Entre 2013 et novembre 2015, l’ASN a réuni cinq forums interdisciplinaires et deux ateliers internationaux sur le projet du canal avec des spécialistes de la communauté scientifique nationale et internationale. L’opinion qui s’en est dégagée fut unanime : le projet n’a pas suivi les bonnes pratiques reconnues internationalement, il fait preuve depuis son approbation de sérieuses déficiences quant à l’information et aux analyses de ses effets et, s’il est réalisé sans correction, il peut provoquer un désastre écologique et social de grande ampleur pour le pays et pour toute la région centraméricaine.

Tout ceci découle directement de l’opacité du processus ayant abouti à la concession et de l’absence d’études rigoureuses sur les risques environnementaux et sociaux susceptibles de démontrer que le rapport coût/bénéfice sera effectivement positif.

Nous critiquons sévèrement l’absence de transparence dans la négociation sur la concession et sur l’adjudication de celle-ci en secret et sans appel d’offres public. Or, selon des experts indépendants, plusieurs éléments de cette concession violent les principes et les droits de la Constitution politique du Nicaragua ainsi que d’autres conventions internationales ratifiées par le pays, comme la convention 169 de l’Organisation Internationale du Travail qui protège les droits des peuples indigènes.
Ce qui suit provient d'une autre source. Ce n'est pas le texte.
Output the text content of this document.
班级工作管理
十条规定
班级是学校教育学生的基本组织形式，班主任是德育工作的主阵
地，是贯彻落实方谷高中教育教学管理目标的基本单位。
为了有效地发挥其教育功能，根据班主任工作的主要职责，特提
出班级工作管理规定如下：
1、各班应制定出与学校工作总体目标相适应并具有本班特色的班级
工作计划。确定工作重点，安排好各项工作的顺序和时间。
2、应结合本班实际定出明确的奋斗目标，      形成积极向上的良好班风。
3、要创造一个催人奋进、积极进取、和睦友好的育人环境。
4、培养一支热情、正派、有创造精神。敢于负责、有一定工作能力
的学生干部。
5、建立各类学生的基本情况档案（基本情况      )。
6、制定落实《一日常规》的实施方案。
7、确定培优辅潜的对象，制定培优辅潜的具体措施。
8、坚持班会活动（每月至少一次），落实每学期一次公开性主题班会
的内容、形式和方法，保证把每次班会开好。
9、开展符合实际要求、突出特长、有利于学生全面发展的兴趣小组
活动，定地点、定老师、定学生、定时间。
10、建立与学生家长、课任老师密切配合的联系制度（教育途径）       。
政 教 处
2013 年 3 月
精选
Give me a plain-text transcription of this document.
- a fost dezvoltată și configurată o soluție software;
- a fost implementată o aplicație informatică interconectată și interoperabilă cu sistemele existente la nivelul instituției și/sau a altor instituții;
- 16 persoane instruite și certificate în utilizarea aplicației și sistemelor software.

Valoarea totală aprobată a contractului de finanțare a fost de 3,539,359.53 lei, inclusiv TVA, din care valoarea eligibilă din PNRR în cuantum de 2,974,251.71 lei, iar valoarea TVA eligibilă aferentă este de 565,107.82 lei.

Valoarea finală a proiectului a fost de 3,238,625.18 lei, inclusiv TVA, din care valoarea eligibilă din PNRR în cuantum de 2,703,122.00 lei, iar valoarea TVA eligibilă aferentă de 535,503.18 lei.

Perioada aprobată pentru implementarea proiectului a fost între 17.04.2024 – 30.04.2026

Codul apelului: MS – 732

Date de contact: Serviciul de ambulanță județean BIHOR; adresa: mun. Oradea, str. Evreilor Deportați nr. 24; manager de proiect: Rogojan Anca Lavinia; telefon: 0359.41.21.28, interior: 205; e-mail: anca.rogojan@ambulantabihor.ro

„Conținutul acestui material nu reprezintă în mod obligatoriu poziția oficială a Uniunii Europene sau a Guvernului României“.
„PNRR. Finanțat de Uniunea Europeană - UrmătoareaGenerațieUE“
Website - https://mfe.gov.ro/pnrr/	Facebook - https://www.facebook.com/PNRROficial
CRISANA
De ce point de vue cette concession ne peut être que défavorable pour le pays.

Nous critiquons aussi la précipitation avec laquelle on veut mettre la concession en application sans donner ni l’information, ni l’espace, ni le temps nécessaire pour que les citoyens et l’investigation scientifique puissent donner leur point de vue de manière indépendante, ce qui serait susceptible d’améliorer la décision prise.

Nous déplorons que le président Daniel Ortega n’ait pas ouvert d’espaces pour le débat et que semble prévaloir l’appât du gain pour l’investisseur, de même que l’agenda politique du gouvernement dominé par le FSLN qui semble pressé d’éveiller du rêve dans l’électorat à la veille des élections présidentielles de novembre 2016. Tout cela sans prendre en compte les risques écologiques, environnementaux et sociaux qui peuvent se révéler catastrophiques si le projet est réalisé dans la précipitation et sans les études rigoureuses et approfondies que requiert un projet de cette envergure.